9.3.           Japan

Tokyo, early December. Exact date still to be finalized.

10.           Old business

10.1.       Equivalence of combining characters -WG20 [96-089]

Unicode definition of equivalence will be used in WG20’s sorting standard.

11.           Other business

11.1.       WG20 request for character property tables [WG20 N498]

To be handled by the Officers.

11.2.       Unicode compression - Wolf, Whistler, Wicksteed, Davis [96-110]

All we can do is to define the process of how to progress. Wolf recommends to leave it on the Unicore discussion list a little bit longer. Empower Wolf to post the revised draft documents according to the W3C method (old, current, editors...)


Action item for Wolf: act as editor for a draft document with feedback from today and to 96-110, by January 31, 1997. Discussion on Unicore, also disposition of comments.


Action item for Adams: Create a “Working Paper” section on the Web site. install document on web site and create a section for comments


Action for Aliprand/Winkler: Withdraw 70-A14 action item.

11.3.       UNIX and Unicode - Gary Roberts

UNIX does not support Unicode to a great extent.
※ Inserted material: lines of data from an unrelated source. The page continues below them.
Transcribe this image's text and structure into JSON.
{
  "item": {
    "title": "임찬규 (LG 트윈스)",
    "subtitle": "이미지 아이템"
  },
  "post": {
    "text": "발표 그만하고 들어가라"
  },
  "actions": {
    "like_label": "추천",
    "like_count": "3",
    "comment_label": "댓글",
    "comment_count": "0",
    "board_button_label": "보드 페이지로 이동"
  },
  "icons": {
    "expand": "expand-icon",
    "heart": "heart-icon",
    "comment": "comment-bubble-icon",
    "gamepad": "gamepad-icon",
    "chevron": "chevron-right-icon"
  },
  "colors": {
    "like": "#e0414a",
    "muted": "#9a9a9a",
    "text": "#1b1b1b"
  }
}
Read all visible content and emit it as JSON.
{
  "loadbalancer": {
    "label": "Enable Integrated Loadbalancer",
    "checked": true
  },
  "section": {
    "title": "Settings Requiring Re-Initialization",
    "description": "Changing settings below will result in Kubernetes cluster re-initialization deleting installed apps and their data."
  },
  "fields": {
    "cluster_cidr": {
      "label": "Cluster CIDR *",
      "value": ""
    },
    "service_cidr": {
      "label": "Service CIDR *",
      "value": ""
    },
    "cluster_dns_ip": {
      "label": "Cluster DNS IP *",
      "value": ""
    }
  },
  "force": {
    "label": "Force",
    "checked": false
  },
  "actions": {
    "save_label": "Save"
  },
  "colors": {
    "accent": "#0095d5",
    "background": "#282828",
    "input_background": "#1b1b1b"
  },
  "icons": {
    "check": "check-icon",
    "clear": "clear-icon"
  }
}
Why this, and how do we alleviate this problem. A UNIX SIG would be of great value for all interested parties. Freytag suggested that Roberts form a SIG to discuss the issue and come up with recommendations.
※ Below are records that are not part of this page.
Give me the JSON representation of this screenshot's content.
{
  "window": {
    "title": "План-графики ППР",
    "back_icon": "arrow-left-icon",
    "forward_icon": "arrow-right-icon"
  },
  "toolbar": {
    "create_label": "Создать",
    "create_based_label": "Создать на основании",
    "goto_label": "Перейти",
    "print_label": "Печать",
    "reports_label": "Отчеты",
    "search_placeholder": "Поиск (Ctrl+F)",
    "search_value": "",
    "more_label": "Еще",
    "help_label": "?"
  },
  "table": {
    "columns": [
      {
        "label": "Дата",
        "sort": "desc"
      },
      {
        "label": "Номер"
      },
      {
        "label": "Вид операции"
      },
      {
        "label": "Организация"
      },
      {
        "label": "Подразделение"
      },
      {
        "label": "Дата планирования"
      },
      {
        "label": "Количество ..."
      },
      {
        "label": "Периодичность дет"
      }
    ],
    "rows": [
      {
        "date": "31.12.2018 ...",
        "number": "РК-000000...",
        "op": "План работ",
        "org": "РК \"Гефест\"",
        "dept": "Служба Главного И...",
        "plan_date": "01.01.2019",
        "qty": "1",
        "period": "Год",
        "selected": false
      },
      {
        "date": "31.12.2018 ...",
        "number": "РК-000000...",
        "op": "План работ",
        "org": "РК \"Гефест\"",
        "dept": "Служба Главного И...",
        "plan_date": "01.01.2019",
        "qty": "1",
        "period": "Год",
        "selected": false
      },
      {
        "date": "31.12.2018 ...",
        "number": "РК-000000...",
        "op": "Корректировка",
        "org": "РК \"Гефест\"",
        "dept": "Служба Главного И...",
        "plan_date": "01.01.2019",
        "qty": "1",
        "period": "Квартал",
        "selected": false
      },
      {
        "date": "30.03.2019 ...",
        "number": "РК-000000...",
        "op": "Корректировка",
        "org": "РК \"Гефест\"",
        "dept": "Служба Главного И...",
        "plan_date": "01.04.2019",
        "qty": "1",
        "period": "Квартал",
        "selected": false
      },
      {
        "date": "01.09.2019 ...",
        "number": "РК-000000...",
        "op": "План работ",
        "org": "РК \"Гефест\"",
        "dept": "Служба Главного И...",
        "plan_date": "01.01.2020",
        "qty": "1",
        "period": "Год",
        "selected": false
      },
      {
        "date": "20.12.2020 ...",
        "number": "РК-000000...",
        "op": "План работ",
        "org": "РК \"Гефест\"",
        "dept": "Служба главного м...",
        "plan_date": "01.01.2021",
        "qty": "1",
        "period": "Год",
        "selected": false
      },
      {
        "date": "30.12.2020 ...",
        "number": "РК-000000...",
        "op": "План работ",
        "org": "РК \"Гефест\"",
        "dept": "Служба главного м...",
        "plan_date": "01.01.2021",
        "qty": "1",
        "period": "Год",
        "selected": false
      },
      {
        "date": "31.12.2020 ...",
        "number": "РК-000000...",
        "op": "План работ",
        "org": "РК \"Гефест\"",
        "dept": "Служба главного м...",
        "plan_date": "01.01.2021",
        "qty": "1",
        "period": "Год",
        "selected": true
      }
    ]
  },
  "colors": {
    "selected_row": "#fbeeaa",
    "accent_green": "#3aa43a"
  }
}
Rannenberg: X/Open has strong recommendations for APIs.


Action for Roberts: Collect names of people interested in working in the SIG. (Mariani, Texin, Rannenberg, Kung, Hiura expressed interest.)
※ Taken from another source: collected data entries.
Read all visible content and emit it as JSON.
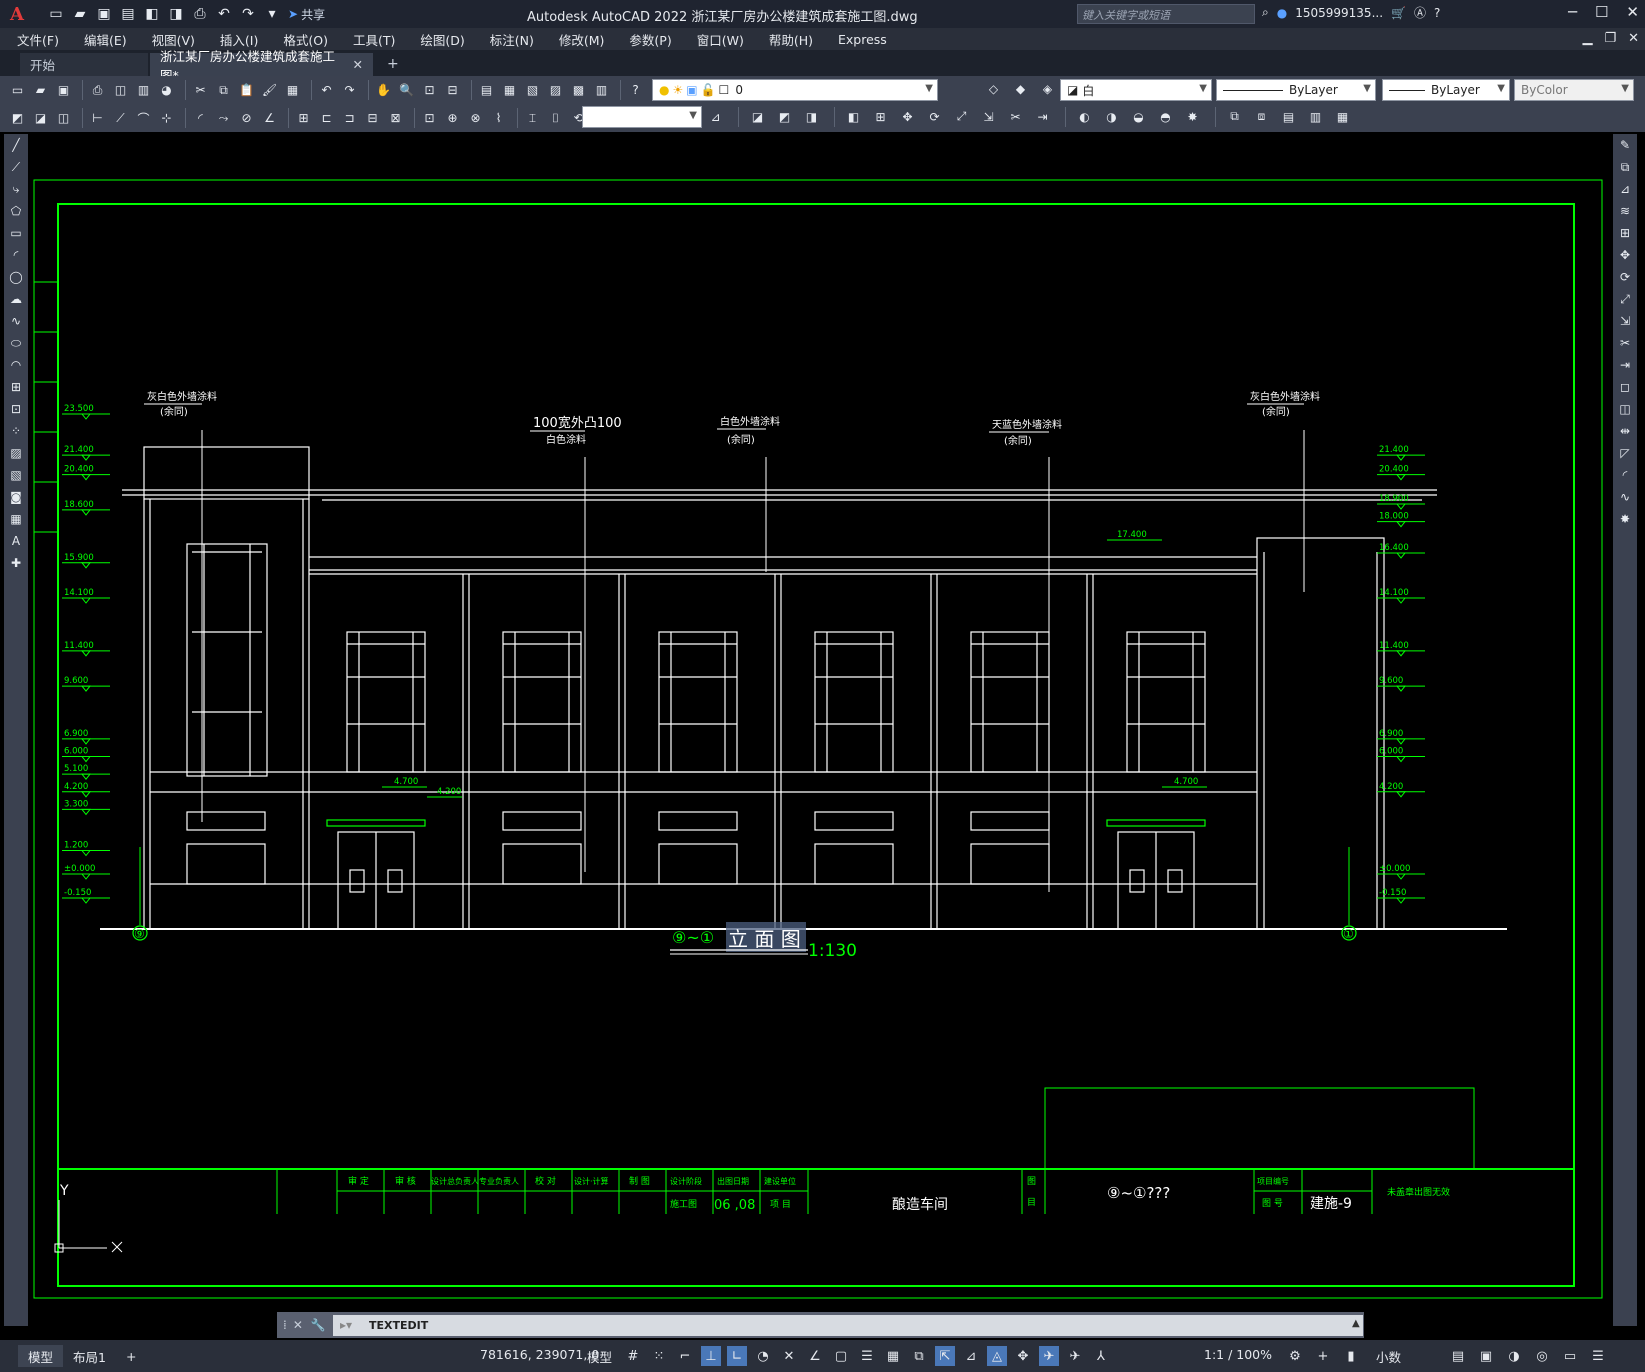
{
  "app": {
    "title": "Autodesk AutoCAD 2022   浙江某厂房办公楼建筑成套施工图.dwg",
    "search_placeholder": "键入关键字或短语",
    "user": "1505999135...",
    "share_label": "共享"
  },
  "menu": [
    "文件(F)",
    "编辑(E)",
    "视图(V)",
    "插入(I)",
    "格式(O)",
    "工具(T)",
    "绘图(D)",
    "标注(N)",
    "修改(M)",
    "参数(P)",
    "窗口(W)",
    "帮助(H)",
    "Express"
  ],
  "tabs": {
    "start": "开始",
    "active": "浙江某厂房办公楼建筑成套施工图*"
  },
  "props": {
    "layer": "0",
    "color": "白",
    "linetype": "ByLayer",
    "lineweight": "ByLayer",
    "plotstyle": "ByColor"
  },
  "drawing": {
    "annotations": {
      "left_wall": "灰白色外墙涂料",
      "left_wall_sub": "(余同)",
      "wall_100": "100宽外凸100",
      "wall_100_sub": "白色涂料",
      "wall_white": "白色外墙涂料",
      "wall_white_sub": "(余同)",
      "wall_blue": "天蓝色外墙涂料",
      "wall_blue_sub": "(余同)",
      "right_wall": "灰白色外墙涂料",
      "right_wall_sub": "(余同)"
    },
    "left_levels": [
      "23.500",
      "21.400",
      "20.400",
      "18.600",
      "15.900",
      "14.100",
      "11.400",
      "9.600",
      "6.900",
      "6.000",
      "5.100",
      "4.200",
      "3.300",
      "1.200",
      "±0.000",
      "-0.150"
    ],
    "right_levels": [
      "21.400",
      "20.400",
      "18.900",
      "18.000",
      "16.400",
      "14.100",
      "11.400",
      "9.600",
      "6.900",
      "6.000",
      "4.200",
      "±0.000",
      "-0.150"
    ],
    "mid_level": "17.400",
    "canopy_level": "4.700",
    "canopy_level_2": "4.200",
    "axis_left": "⑨",
    "axis_right": "①",
    "view_title_prefix": "⑨~①",
    "view_title_edit": "立 面 图",
    "view_scale": "1:130",
    "title_block": {
      "headers": [
        "审 定",
        "审 核",
        "设计总负责人",
        "专业负责人",
        "校 对",
        "设计·计算",
        "制 图",
        "设计阶段",
        "出图日期",
        "建设单位"
      ],
      "stage": "施工图",
      "date": "06 ,08",
      "project_label": "项 目",
      "project_name": "酿造车间",
      "map_label_1": "图",
      "map_label_2": "目",
      "sheet_title": "⑨~①???",
      "project_no_label": "项目编号",
      "sheet_no_label": "图 号",
      "sheet_no": "建施-9",
      "stamp": "未盖章出图无效"
    },
    "ucs_y": "Y"
  },
  "command": {
    "text": "TEXTEDIT"
  },
  "status": {
    "model_tab": "模型",
    "layout_tab": "布局1",
    "coords": "781616, 239071, 0",
    "space": "模型",
    "scale": "1:1 / 100%",
    "units": "小数"
  }
}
Action item for Roberts: create list of issues, report via “unicore” list or else at May UTC meeting.

11.4.       Apostrophe clarification - Mark Davis [96-108]

No discussion document provided.

11.5.       UTF-8 Hart [96-114]

Hart: What to do with undefined codes?

Freytag: standard does not define what should happen. For illegal input, the Unicode sample implementation will react in a compatible manner, the generic algorithm allows anything.

Ksar: Implementation guidelines can be followed, other implementations might do different things.

11.6.       Meaning of UTC votes on standards in context with WG2 work

Whistler: difficulty of keeping Unicode and 10646 standards in sync. Old model: UTC decides, lobbies WG2 for acceptance... New model of co-operation with X3L2 changes the situation somewhat, how should UTC work?

Freytag: Consensus through submitting to WG2 instead of accepting into Unicode. Tracking of status of proposals is a necessity. Pipeline ad-hoc group could possibly update the pipeline document in real time.

Adams: who drives whom? or cooperation.

Uma: both standards are quite stable, less confrontation occurs.

Ksar: things have changed to the better over the last few years. WG2 tracking mechanism is available, check if we can enhance it

Hart: go through WG2 has advantages of worldwide acceptance.

Asmus: Do we have the documented approval of our membership? We need or own tracking, especially if our feedback is not accepted by WG2. Ksar agrees.

Jenkins: what is the process and flow of proposals.


Action item Ksar: send out URL of Thygessen document.


Action item Uma, Ken, Jenkins: Draft UTC process flow additions to this document.

11.7.       Standards subset of Unihan (collection)

No comments

12.           Character glyph model

12.1.       Status - Hart, Griffee

Ed Hart reports about input from NB. Al Griffee and Ed Hart will meet on the weekend to resolve comments A disposition of comments will be distributed to UTC and X3L2.

13.           Review of recommendations to X3L2, and action items


14.           Closing of joint meeting

The Chair thanked NCR for hosting the meeting, and Gary Roberts making the arrangements.